Here's another preview for a video I'm working on. This one should be ready by the end of fall. 

let me know what you guys think. 
Thanks, Eric.

https://vimeo.com/44019460


----------



## Megalops (Oct 23, 2011)

Another fantastic job!


----------



## mhinkle90 (Feb 24, 2011)

sick video


----------



## PLANKTON7 (Jun 14, 2011)

deff some of the best looking grass iv seen, looks fake. makes me want to start shooting underwater. very solid so far.


----------



## Bill_Nosan (Dec 14, 2008)

Very F'en nice.
Shot with a 5D?


----------



## Rediculous (May 5, 2012)

Awesome vid, I love it. Looks like a absolute blast!

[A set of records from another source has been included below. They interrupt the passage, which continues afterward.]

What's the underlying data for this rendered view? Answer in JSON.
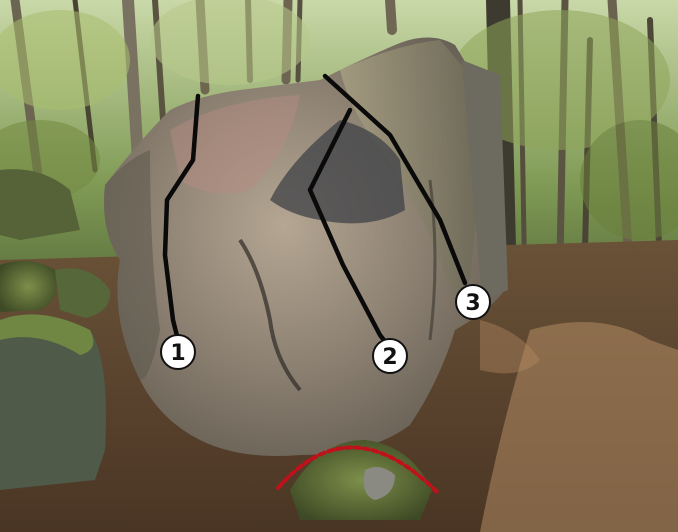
{
  "photo": {
    "subject": "boulder-topo",
    "colors": {
      "route_line": "#0a0a0a",
      "marker_fill": "#ffffff",
      "marker_text": "#111111",
      "start_arc": "#c0111b"
    }
  },
  "routes": [
    {
      "number": "1"
    },
    {
      "number": "2"
    },
    {
      "number": "3"
    }
  ]
}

I got my first fly set up yesterday. Unfortunately I have a torn tendon in my finger, so it will be a bit before I can target any bulls on fly. But it gives me time to hone my skills on some peanuts.


----------



## paint it black (Nov 3, 2007)

> Very F'en nice.
> Shot with a 5D?


Thanks. 

This was actually all shot with a collection of 4 GoPro HD Hero 2's. And a Nikon D3100 with a Nikkor 50mm lens. I didn't have the 7D with me. I'm going to purchase a 5D at some point soon.


----------



## FlyWrecker (Apr 6, 2012)

Awesome video! I am trying to learn video, what software are you using for editing?


----------



## paint it black (Nov 3, 2007)

> Awesome video! I am trying to learn video, what software are you using for editing?



Thanks. I'm using Adobe Premier Pro CS5.


----------



## Shadowcast (Feb 26, 2008)

Great video! Clear slick water like would be easy pickings!


----------



## paint it black (Nov 3, 2007)

> Great video!  Clear slick water like would be easy pickings!



Would think so. But it's often too clear, too slick. The reds get spookier than bonefish at times. And you have to use 12lb flouro tippet, and can't get close enough to get a good shot. It's tough. I like a small breeze. It'll make things a little easier than slicked out.


----------



## tntwill (Aug 24, 2011)

go on facebook and like Florida Flatsfishing Assoc they are looking for cool videos to put on tv good luck you have what it takes.


----------



## CurtisWright (May 9, 2012)

Awesome shots. The shaking makes me dizzy though


----------



## TARPON69 (May 9, 2008)

Exxelent job ,really PRO video


----------